June 17, 2019 - Global Impact

As I sit in this airport on the way home, I can’t help but ask the question: If the simple life in America means we live with less—what does it mean for them?

Living with less where we have been for a week means something different then living with less elsewhere. For example, the little girl and her brother in this picture wanted nothing more than to get through the day, and maybe eat.

They practiced their broken English, and held on to me, asking me if I would come and see their family. Food wasn’t the only problem in this devastated part of the world. Disease was rampant and taking loved ones by the dozen.

I’m not trying to break your heart. I’m trying to show you two young children who, in the midst of extreme poverty, need to know about Jesus. The best way for them to know is for someone to tell them.

Someone to step out of their comfort zone and take the Gospel to where it has never been. We call it the Great Commission and shroud it in the cloak of sacrifice, as if we are giving up everything to be obedient to it.

They call it food, and clothing, and eternal life. For people who have nothing to call their own—nothing at all, they call it love.

These kids were typical of the children we saw that day. They were thankful for food and clothing, shelter and a place to sleep. But those things weren’t a given. More than anything, they were thankful that we came and held their hands and talked to their parents. They couldn’t believe that we would come just to visit and offer the meager medical care we had.

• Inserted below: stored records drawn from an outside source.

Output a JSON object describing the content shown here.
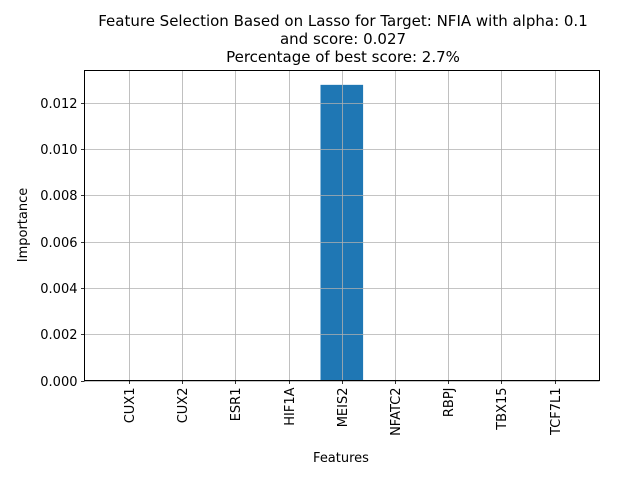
{
  "chart_data": {
    "type": "bar",
    "title_lines": [
      "Feature Selection Based on Lasso for Target: NFIA with alpha: 0.1",
      "and score: 0.027",
      "Percentage of best score: 2.7%"
    ],
    "xlabel": "Features",
    "ylabel": "Importance",
    "categories": [
      "CUX1",
      "CUX2",
      "ESR1",
      "HIF1A",
      "MEIS2",
      "NFATC2",
      "RBPJ",
      "TBX15",
      "TCF7L1"
    ],
    "values": [
      0,
      0,
      0,
      0,
      0.01278,
      0,
      0,
      0,
      0
    ],
    "ylim": [
      0,
      0.0134
    ],
    "yticks": [
      "0.000",
      "0.002",
      "0.004",
      "0.006",
      "0.008",
      "0.010",
      "0.012"
    ],
    "grid": true,
    "bar_color": "#1f77b4",
    "grid_color": "#b0b0b0"
  }
}
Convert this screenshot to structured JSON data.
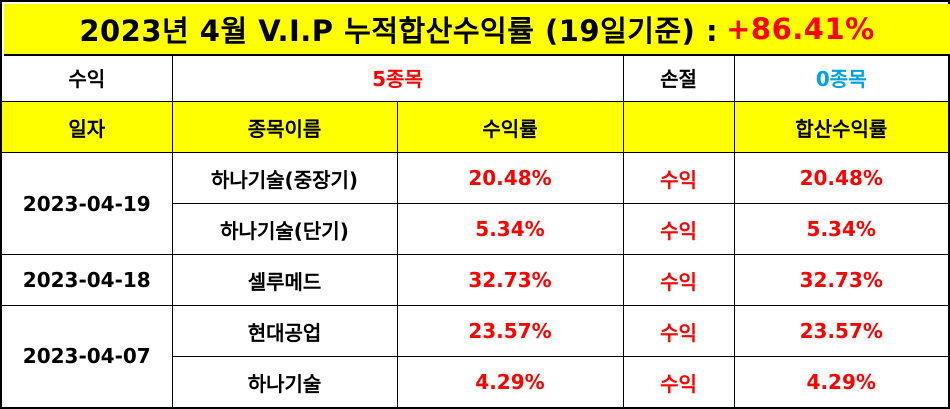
{
  "title": {
    "text": "2023년 4월 V.I.P 누적합산수익률 (19일기준) :",
    "total_return": "+86.41%"
  },
  "summary": {
    "profit_label": "수익",
    "profit_value": "5종목",
    "loss_label": "손절",
    "loss_value": "0종목"
  },
  "columns": {
    "date": "일자",
    "stock_name": "종목이름",
    "return": "수익률",
    "status": "",
    "cumulative": "합산수익률"
  },
  "groups": [
    {
      "date": "2023-04-19",
      "rows": [
        {
          "name": "하나기술(중장기)",
          "return": "20.48%",
          "status": "수익",
          "cumulative": "20.48%"
        },
        {
          "name": "하나기술(단기)",
          "return": "5.34%",
          "status": "수익",
          "cumulative": "5.34%"
        }
      ]
    },
    {
      "date": "2023-04-18",
      "rows": [
        {
          "name": "셀루메드",
          "return": "32.73%",
          "status": "수익",
          "cumulative": "32.73%"
        }
      ]
    },
    {
      "date": "2023-04-07",
      "rows": [
        {
          "name": "현대공업",
          "return": "23.57%",
          "status": "수익",
          "cumulative": "23.57%"
        },
        {
          "name": "하나기술",
          "return": "4.29%",
          "status": "수익",
          "cumulative": "4.29%"
        }
      ]
    }
  ],
  "colors": {
    "header_bg": "#ffff00",
    "profit_text": "#ff0000",
    "loss_text": "#00a3e0"
  }
}
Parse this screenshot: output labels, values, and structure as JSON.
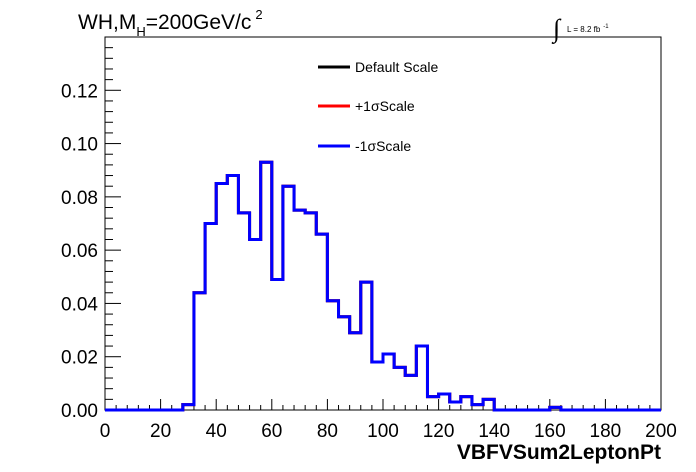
{
  "title": {
    "prefix": "WH,M",
    "subscript": "H",
    "suffix": "=200GeV/c",
    "superscript": "2"
  },
  "lumi": {
    "integral_symbol": "∫",
    "text": "L = 8.2 fb",
    "superscript": "-1"
  },
  "legend": [
    {
      "label": "Default Scale",
      "color": "#000000"
    },
    {
      "label": "+1σScale",
      "color": "#ff0000"
    },
    {
      "label": "-1σScale",
      "color": "#0000ff"
    }
  ],
  "chart_data": {
    "type": "line",
    "title": "WH,MH=200GeV/c2",
    "xlabel": "VBFVSum2LeptonPt",
    "ylabel": "",
    "xlim": [
      0,
      200
    ],
    "ylim": [
      0,
      0.14
    ],
    "xticks": [
      0,
      20,
      40,
      60,
      80,
      100,
      120,
      140,
      160,
      180,
      200
    ],
    "xtick_labels": [
      "0",
      "20",
      "40",
      "60",
      "80",
      "100",
      "120",
      "140",
      "160",
      "180",
      "200"
    ],
    "yticks": [
      0,
      0.02,
      0.04,
      0.06,
      0.08,
      0.1,
      0.12
    ],
    "ytick_labels": [
      "0.00",
      "0.02",
      "0.04",
      "0.06",
      "0.08",
      "0.10",
      "0.12"
    ],
    "grid": false,
    "histogram": true,
    "bin_width": 4,
    "bin_edges_start": 0,
    "series": [
      {
        "name": "Default Scale",
        "color": "#000000",
        "values": [
          0,
          0,
          0,
          0,
          0,
          0,
          0,
          0.002,
          0.044,
          0.07,
          0.085,
          0.088,
          0.074,
          0.064,
          0.093,
          0.049,
          0.084,
          0.075,
          0.074,
          0.066,
          0.041,
          0.035,
          0.029,
          0.048,
          0.018,
          0.021,
          0.016,
          0.013,
          0.024,
          0.005,
          0.006,
          0.003,
          0.005,
          0.002,
          0.004,
          0,
          0,
          0,
          0,
          0,
          0.001,
          0,
          0,
          0,
          0,
          0,
          0,
          0,
          0,
          0
        ]
      },
      {
        "name": "+1σScale",
        "color": "#ff0000",
        "values": [
          0,
          0,
          0,
          0,
          0,
          0,
          0,
          0.002,
          0.044,
          0.07,
          0.085,
          0.088,
          0.074,
          0.064,
          0.093,
          0.049,
          0.084,
          0.075,
          0.074,
          0.066,
          0.041,
          0.035,
          0.029,
          0.048,
          0.018,
          0.021,
          0.016,
          0.013,
          0.024,
          0.005,
          0.006,
          0.003,
          0.005,
          0.002,
          0.004,
          0,
          0,
          0,
          0,
          0,
          0.001,
          0,
          0,
          0,
          0,
          0,
          0,
          0,
          0,
          0
        ]
      },
      {
        "name": "-1σScale",
        "color": "#0000ff",
        "values": [
          0,
          0,
          0,
          0,
          0,
          0,
          0,
          0.002,
          0.044,
          0.07,
          0.085,
          0.088,
          0.074,
          0.064,
          0.093,
          0.049,
          0.084,
          0.075,
          0.074,
          0.066,
          0.041,
          0.035,
          0.029,
          0.048,
          0.018,
          0.021,
          0.016,
          0.013,
          0.024,
          0.005,
          0.006,
          0.003,
          0.005,
          0.002,
          0.004,
          0,
          0,
          0,
          0,
          0,
          0.001,
          0,
          0,
          0,
          0,
          0,
          0,
          0,
          0,
          0
        ]
      }
    ]
  }
}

This week I was privileged once again to spend time with young professionals willing to show up and get totally out of their comfort zones, use up precious vacation time, and risk it all because it’s worth it. It meant that some of them got sick. That happens all the time and it doesn’t stop these young women and men with whom I am blessed to work. They don’t accompany me on the front lines to support me–we work alongside each other to make it happen.

There are always compromising situations and we encounter displaced people who have experienced terror that no one should ever see. That’s why we’re there. Don’t look at us as suffering for God. Look at those who have lost loved ones to bombings and torture and rape as suffering for God. I am not worthy to be compared to what they have endured.

What a humbling experience to have a poor child end your visit with them by offering you some of their food or a cup of hot tea in the midst of their hunger.

Pray for them, and then go. Go with us or with someone else who is going, but go if you’re able. God doesn’t call some to make a difference. He calls everyone to make a difference. You’ll know what that looks like if you seek His will. Do it.